Aldım.. Konuştuk. O zaman, nihayet çözülebilen iplerini gerisinde sürüyerek
açılan bir sal gibi, arzuyu attığımı duydum. Gecesi, bir elektrik feneri
altında, gözüne kaçan bir kirpikle uğraştım. Başını, öylece durgun ve boş,
önüme uzatan ikinci çocuk oluyordun. Kirpiği çıkardıktan sonra bir an bakmıştım
kapalı gözlerine. Başlarımızın arasından rüzgâr güç süzülecek oldu.
Nefeslerimiz, nefesimiz ondan kuvvetli idi. Açılan gözlerinde iki yumuşak fener
gördüm. Karanlıkta güneş titredi; deniz, sayısız hayvan yıllarının sesiyle
uğuldadı... Uzaklaştın. Ayrıldık. Yürüdün ışığın altından. Ardında asfalt,
ışıkla beraber eriyordu adımlarının içinden, sessizlikte. İşte o zaman seni,
aşılmak istenmeyenin, kendi kendince diretilenin en büyük aşkında, vermemeğe
mahkûm ettim. Saçlarının rüzgârı, derinin yıldızlılığı dindi, söndü.
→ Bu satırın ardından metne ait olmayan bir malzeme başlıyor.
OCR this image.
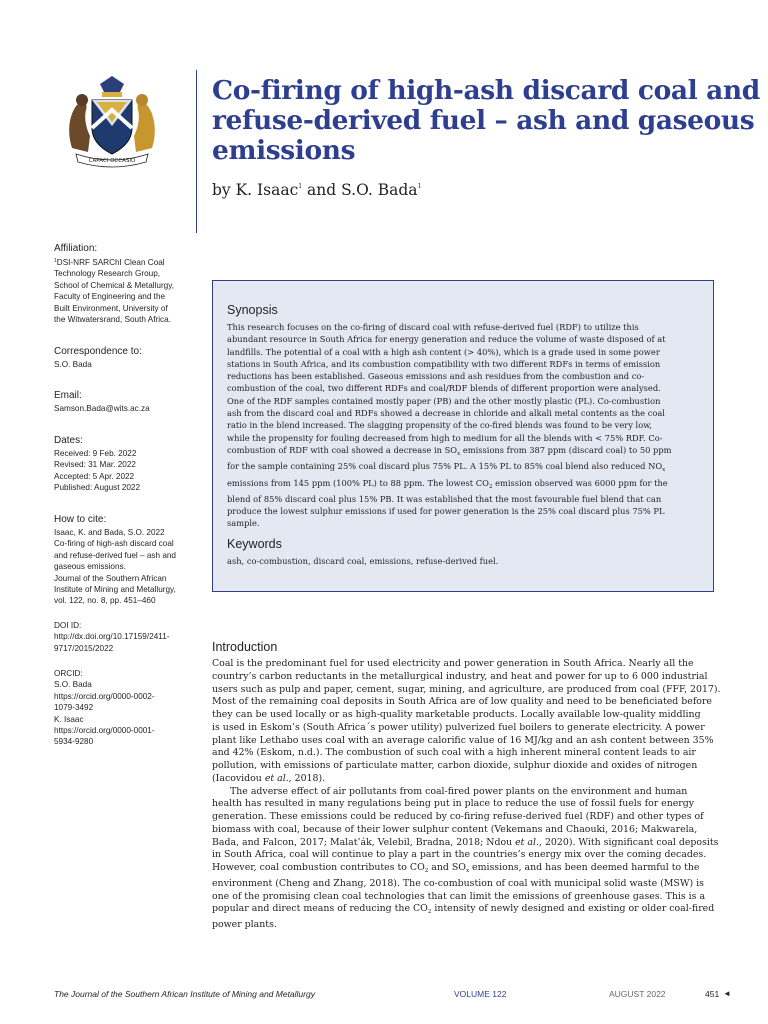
CAPACI OCCASIO
Co-firing of high-ash discard coal and
refuse-derived fuel – ash and gaseous
emissions
by K. Isaac$^1$ and S.O. Bada$^1$
Affiliation:
$^1$DSI-NRF SARChI Clean Coal
Technology Research Group,
School of Chemical & Metallurgy,
Faculty of Engineering and the
Built Environment, University of
the Witwatersrand, South Africa.
Correspondence to:
S.O. Bada
Email:
Samson.Bada@wits.ac.za
Dates:
Received: 9 Feb. 2022
Revised: 31 Mar. 2022
Accepted: 5 Apr. 2022
Published: August 2022
How to cite:
Isaac, K. and Bada, S.O. 2022
Co-firing of high-ash discard coal
and refuse-derived fuel – ash and
gaseous emissions.
Journal of the Southern African
Institute of Mining and Metallurgy,
vol. 122, no. 8, pp. 451–460
DOI ID:
http://dx.doi.org/10.17159/2411-
9717/2015/2022
ORCID:
S.O. Bada
https://orcid.org/0000-0002-
1079-3492
K. Isaac
https://orcid.org/0000-0001-
5934-9280
Synopsis
This research focuses on the co-firing of discard coal with refuse-derived fuel (RDF) to utilize this
abundant resource in South Africa for energy generation and reduce the volume of waste disposed of at
landfills. The potential of a coal with a high ash content (> 40%), which is a grade used in some power
stations in South Africa, and its combustion compatibility with two different RDFs in terms of emission
reductions has been established. Gaseous emissions and ash residues from the combustion and co-
combustion of the coal, two different RDFs and coal/RDF blends of different proportion were analysed.
One of the RDF samples contained mostly paper (PB) and the other mostly plastic (PL). Co-combustion
ash from the discard coal and RDFs showed a decrease in chloride and alkali metal contents as the coal
ratio in the blend increased. The slagging propensity of the co-fired blends was found to be very low,
while the propensity for fouling decreased from high to medium for all the blends with < 75% RDF. Co-
combustion of RDF with coal showed a decrease in $SO_x$ emissions from 387 ppm (discard coal) to 50 ppm
for the sample containing 25% coal discard plus 75% PL. A 15% PL to 85% coal blend also reduced $NO_x$
emissions from 145 ppm (100% PL) to 88 ppm. The lowest $CO_2$ emission observed was 6000 ppm for the
blend of 85% discard coal plus 15% PB. It was established that the most favourable fuel blend that can
produce the lowest sulphur emissions if used for power generation is the 25% coal discard plus 75% PL
sample.
Keywords
ash, co-combustion, discard coal, emissions, refuse-derived fuel.
Introduction
Coal is the predominant fuel for used electricity and power generation in South Africa. Nearly all the
country’s carbon reductants in the metallurgical industry, and heat and power for up to 6 000 industrial
users such as pulp and paper, cement, sugar, mining, and agriculture, are produced from coal (FFF, 2017).
Most of the remaining coal deposits in South Africa are of low quality and need to be beneficiated before
they can be used locally or as high-quality marketable products. Locally available low-quality middling
is used in Eskom’s (South Africa´s power utility) pulverized fuel boilers to generate electricity. A power
plant like Lethabo uses coal with an average calorific value of 16 MJ/kg and an ash content between 35%
and 42% (Eskom, n.d.). The combustion of such coal with a high inherent mineral content leads to air
pollution, with emissions of particulate matter, carbon dioxide, sulphur dioxide and oxides of nitrogen
(Iacovidou et al., 2018).
The adverse effect of air pollutants from coal-fired power plants on the environment and human
health has resulted in many regulations being put in place to reduce the use of fossil fuels for energy
generation. These emissions could be reduced by co-firing refuse-derived fuel (RDF) and other types of
biomass with coal, because of their lower sulphur content (Vekemans and Chaouki, 2016; Makwarela,
Bada, and Falcon, 2017; Malat’ák, Velebil, Bradna, 2018; Ndou et al., 2020). With significant coal deposits
in South Africa, coal will continue to play a part in the countries’s energy mix over the coming decades.
However, coal combustion contributes to $CO_2$ and $SO_x$ emissions, and has been deemed harmful to the
environment (Cheng and Zhang, 2018). The co-combustion of coal with municipal solid waste (MSW) is
one of the promising clean coal technologies that can limit the emissions of greenhouse gases. This is a
popular and direct means of reducing the $CO_2$ intensity of newly designed and existing or older coal-fired
power plants.
The Journal of the Southern African Institute of Mining and Metallurgy	VOLUME 122	AUGUST 2022	451 ◄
Denizlerin, una çevirdikleri kayalıkların anısında, gidip gelen elemini duydum.
Zira denize, bu kumsaldan ancak çekilmek kalır. Sense, bu çekilmenin öldürücü
sarılışında başkalarını hatırlayarak ağlıyordun. Gözyaşını silemedim: deniz
kurutamaz; tuzu ise yıldızlardan da yakıcı diyorlar. Ağlıyordun. Sana sarılıp,
içinde, bir sıraya girmemi istediğinden. Sen karaya, sağlam toprağa doğru
geriliyordun. Bense... Bir kedicesine gelip yanıma oturduğun temmuz gecesi,
aramızda karanlıkla olgun bir dal yükü vardı: aşılacak bir şey kalmamışlığın
yemişi. Oturduğumuz tahta sıranın her bir çubuğu sert ve serin, çok serindi.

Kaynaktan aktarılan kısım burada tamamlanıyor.